Exclusive Steve Wozniak says he’s “a fan” of the cloud, yet he’s still worried about what could happen if consumers and companies don’t back things up locally.
This may come as something of a surprise to the tech fraternity, for whom the general consensus was that Woz wasn’t too keen on cloud – to put it politely.
Last August, after a showing of the Mike Daisey monologue ‘The Agony and Ecstasy of Steve Jobs’, Wozniak was quoted as telling a packed theatre audience: “I think cloud’s going to be horrendous.

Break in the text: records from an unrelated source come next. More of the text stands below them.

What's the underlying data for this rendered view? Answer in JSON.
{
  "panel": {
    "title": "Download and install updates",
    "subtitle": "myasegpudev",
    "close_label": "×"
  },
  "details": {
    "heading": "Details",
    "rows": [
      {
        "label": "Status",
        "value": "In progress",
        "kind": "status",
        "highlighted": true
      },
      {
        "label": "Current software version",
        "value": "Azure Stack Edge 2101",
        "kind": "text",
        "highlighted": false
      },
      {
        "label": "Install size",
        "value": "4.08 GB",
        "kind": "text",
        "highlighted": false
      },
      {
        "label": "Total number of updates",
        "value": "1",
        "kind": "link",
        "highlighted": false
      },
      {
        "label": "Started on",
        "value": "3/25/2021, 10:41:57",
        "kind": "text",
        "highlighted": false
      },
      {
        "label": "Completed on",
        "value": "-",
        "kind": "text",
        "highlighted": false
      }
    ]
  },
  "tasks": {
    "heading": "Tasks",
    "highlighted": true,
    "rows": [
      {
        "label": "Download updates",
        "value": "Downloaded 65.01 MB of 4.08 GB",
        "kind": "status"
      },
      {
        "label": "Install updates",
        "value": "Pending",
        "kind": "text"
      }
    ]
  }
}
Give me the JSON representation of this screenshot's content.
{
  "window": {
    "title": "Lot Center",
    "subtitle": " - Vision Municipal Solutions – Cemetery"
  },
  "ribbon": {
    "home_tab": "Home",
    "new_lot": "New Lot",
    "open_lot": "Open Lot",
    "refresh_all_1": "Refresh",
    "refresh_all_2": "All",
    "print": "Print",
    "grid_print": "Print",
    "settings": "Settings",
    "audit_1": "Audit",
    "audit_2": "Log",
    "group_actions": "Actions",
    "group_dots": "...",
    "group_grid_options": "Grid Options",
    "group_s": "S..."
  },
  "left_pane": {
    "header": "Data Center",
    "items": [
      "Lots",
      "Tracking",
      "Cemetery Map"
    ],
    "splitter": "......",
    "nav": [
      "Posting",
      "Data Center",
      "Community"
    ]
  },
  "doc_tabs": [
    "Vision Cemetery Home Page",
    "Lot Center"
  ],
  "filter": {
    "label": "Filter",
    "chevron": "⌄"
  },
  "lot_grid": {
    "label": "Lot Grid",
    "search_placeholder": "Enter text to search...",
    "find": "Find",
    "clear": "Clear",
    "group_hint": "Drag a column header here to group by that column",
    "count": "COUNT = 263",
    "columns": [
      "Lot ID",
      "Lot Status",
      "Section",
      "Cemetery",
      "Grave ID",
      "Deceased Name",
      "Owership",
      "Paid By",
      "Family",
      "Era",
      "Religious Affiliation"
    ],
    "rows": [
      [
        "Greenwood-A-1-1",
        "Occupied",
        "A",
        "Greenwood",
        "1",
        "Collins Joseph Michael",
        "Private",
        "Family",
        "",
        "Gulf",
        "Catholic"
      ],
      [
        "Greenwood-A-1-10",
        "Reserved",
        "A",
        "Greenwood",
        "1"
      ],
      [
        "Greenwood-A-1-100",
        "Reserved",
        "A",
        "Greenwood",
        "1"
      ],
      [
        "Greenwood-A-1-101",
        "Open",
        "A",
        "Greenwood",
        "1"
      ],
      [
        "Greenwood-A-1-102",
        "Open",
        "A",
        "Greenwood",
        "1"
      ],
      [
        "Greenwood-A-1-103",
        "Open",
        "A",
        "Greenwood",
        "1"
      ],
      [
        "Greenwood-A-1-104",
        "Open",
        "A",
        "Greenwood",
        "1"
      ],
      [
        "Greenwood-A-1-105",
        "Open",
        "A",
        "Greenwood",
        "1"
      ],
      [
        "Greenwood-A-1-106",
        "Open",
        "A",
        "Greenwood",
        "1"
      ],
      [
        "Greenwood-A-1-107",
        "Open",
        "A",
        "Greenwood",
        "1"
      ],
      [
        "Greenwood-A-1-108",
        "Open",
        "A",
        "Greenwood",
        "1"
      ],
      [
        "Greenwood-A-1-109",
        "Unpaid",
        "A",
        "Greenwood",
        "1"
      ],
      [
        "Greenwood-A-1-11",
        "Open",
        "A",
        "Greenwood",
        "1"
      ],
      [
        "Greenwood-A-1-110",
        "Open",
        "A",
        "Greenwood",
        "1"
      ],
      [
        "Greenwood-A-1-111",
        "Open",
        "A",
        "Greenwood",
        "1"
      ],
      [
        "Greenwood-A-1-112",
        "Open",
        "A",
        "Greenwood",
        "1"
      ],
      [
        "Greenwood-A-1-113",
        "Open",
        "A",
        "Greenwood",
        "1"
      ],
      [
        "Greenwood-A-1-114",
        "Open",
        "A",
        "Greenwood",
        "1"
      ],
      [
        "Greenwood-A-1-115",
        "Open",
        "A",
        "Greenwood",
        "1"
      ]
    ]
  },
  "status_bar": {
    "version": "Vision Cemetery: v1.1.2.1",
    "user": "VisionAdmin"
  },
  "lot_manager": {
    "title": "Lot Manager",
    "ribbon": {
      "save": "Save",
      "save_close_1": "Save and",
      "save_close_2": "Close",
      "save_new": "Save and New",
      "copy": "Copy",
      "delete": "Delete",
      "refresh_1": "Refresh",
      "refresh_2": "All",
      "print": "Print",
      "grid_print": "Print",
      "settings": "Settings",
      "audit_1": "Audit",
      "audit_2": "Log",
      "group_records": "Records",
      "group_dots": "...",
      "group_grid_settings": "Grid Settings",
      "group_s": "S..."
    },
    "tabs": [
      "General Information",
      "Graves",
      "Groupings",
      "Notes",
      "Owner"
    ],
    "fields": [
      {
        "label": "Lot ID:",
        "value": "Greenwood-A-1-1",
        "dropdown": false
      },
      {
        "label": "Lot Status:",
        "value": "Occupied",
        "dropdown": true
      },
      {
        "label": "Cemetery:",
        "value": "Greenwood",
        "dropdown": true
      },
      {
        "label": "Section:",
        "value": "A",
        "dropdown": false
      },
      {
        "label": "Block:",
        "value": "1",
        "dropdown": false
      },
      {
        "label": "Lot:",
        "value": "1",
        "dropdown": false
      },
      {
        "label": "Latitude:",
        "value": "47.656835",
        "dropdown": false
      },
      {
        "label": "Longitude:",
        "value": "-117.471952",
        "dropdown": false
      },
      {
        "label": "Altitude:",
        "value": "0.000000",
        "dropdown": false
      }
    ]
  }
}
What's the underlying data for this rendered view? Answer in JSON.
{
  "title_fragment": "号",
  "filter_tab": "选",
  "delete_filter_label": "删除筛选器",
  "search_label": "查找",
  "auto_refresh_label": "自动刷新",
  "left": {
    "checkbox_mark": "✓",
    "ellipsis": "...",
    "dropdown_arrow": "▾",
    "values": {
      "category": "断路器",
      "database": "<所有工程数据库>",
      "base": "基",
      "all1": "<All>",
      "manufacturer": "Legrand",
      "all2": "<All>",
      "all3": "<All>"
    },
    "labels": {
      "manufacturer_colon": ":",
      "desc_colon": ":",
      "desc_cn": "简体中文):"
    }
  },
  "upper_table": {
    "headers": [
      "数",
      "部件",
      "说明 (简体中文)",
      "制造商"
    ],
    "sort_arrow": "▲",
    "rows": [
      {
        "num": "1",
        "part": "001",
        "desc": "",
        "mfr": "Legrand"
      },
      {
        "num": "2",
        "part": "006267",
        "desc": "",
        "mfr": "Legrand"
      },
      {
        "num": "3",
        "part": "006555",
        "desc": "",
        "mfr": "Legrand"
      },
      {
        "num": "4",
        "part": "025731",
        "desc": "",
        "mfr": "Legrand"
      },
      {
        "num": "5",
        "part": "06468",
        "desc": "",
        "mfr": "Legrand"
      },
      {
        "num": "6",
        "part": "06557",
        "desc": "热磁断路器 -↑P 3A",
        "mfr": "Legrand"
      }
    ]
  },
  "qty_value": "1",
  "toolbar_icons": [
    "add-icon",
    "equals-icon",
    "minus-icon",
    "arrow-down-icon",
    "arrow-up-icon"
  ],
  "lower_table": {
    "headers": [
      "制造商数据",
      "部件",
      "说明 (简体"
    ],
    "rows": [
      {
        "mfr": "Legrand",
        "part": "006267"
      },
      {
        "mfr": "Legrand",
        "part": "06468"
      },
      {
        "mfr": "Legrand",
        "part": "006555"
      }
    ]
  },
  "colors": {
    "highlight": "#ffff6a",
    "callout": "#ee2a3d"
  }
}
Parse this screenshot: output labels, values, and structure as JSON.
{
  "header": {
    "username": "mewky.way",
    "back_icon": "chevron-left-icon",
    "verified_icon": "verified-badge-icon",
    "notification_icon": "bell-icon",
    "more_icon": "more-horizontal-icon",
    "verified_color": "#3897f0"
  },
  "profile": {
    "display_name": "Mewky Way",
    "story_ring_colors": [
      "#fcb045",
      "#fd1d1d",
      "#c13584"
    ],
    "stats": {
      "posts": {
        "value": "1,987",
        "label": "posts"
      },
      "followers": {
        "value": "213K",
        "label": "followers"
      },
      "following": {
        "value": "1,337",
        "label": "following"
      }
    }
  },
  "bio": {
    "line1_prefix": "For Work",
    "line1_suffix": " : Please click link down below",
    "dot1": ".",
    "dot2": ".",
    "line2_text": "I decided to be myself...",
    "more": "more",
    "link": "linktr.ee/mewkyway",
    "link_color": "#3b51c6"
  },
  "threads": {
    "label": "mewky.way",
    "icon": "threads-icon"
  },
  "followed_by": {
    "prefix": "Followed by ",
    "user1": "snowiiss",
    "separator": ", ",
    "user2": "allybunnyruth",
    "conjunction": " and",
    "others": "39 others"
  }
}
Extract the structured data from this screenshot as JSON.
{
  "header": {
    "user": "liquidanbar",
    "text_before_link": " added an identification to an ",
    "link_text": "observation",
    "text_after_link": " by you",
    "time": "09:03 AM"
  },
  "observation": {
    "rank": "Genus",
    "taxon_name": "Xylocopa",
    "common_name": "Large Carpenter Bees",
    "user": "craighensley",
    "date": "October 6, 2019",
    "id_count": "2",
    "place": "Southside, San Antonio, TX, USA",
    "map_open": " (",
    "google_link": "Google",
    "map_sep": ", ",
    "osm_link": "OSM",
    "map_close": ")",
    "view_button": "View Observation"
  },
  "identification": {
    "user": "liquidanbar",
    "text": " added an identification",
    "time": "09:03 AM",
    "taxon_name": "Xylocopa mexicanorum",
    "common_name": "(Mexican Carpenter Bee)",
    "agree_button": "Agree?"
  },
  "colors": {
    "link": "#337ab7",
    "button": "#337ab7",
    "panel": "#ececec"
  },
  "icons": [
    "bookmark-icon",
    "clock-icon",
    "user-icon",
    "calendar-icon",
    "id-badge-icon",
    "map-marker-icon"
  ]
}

I think there are going to be a lot of horrible problems in the next five years.”
Yet 12 months on the Apple co-founder, who is speaking at Apps World Europe in October, said that the position was “unclear” and things needed to be clarified.
“I am actually a fan,” Wozniak told CloudTech. “The advantages of the cloud cannot be turned back.
“As the cloud evolves, there are things that can be done that are, let’s say, nice to the users and not – and I don’t think we’re taking enough time to make things nice to the users.
“The problems of the cloud are going to come out to more and more people when there are failures,” he added.
What are these problems? According to Wozniak, loss of data, data ownership, lack of always-on connectivity and not knowing who’s looking at what are the biggest issues surrounding cloud.
The latter is not a huge surprise, given the damaging NSA PRISM revelations which have swamped the press since June.
In August the Information Technology and Innovation Foundation (ITIF), citing an earlier report from the Cloud Security Alliance, forecast that the US cloud computing industry could lose up to $35bn (£21.9bn) due to reneged market share.
And in an interview with Piers Morgan, Wozniak admitted he felt “a little guilty, but not totally” about helping create the technology which has led to such chaos.
Wozniak’s advice, therefore, is to make sure you’ve got a solid amount of cloud and legacy.
“I like the mixture of the two, and I don’t want to see it go all the way away from your local backup, local songs, local TV shows right on your machine,” he explained.
It’s a message that the Apple co-founder wants to spread – and he feels it has wide ranging significance for the IT and app community.
“If more people are aware of [these dangers], then they’ll put pressure on manufacturers, app writers and app developers [and say] ‘Hey, give us some local protection too’, or tell us,” Wozniak said.
“I worry that those problems are going to come to people’s attention – but it doesn’t mean the cloud is bad,” he added.